Comment 34 for bug 623438

Revision history for this message
Martin Wildam (mwildam) wrote : Re: Font size not correct in merged sandvich PDF

@Igor: I searched quite a while - don't remember ocrad explicitely now but I am quite sure I came across it. I also found at other places (blog posts) that cuneiform seems to be the only one producing hocr output.

I would be glad if there would be more choices. I have written a common file converter with currently plugin using ABBYY to produce ocred pdf and also writing a plugin for cuneiform. I would be glad if there would be other options - I would immediately start another plugin for that one.

@Don: Thanks, I know VLinux - I have a visually impaired friend and VLinux was also mentioned on the goinglinux podcast.
Back to topic: Regarding the sandvich PDF: ASFAIK sandvich PDF means to have the text below the image so that the text is linked to the position on the page where it belongs. This is more than just having the text as just a long string (as usually delivered if you get the OCR result as text from a TIFF without producing a PDF). In theory you could then group text columns for being read by a screenreader as required for the impaired (I know of these issues you are talking about). But as far as I know cuneiform cannot build such groups. The hocr output is positioning each single character or a whole line. I think ABBYY Finereader is currently the best out there producing really good results (but it costs money).

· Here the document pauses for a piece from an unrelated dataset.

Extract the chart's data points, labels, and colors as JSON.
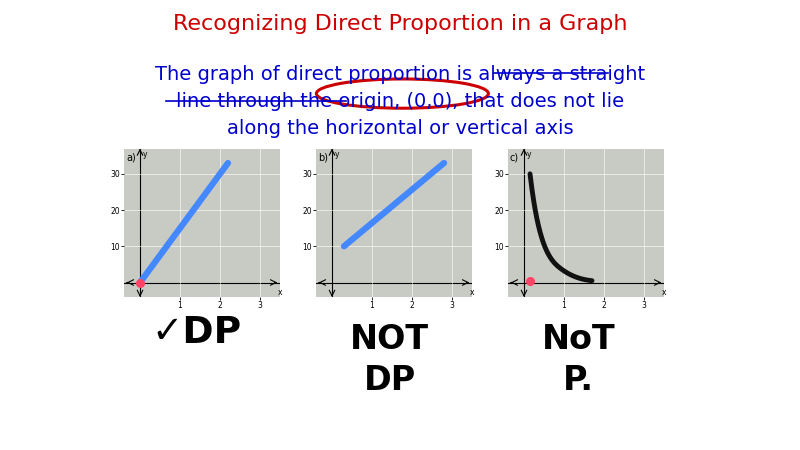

@Yury: What he is asking basically is: Using cuneiform + hocr2pdf - would he have a chance to get a PDF output that using a screenreader (for visually impaired people) would read everything in the correct order (e.g. if you have a page with left and right column of text it should result in reading first the left column and then the right column and not first line of left column then first line of right column, second line of left column and so on...)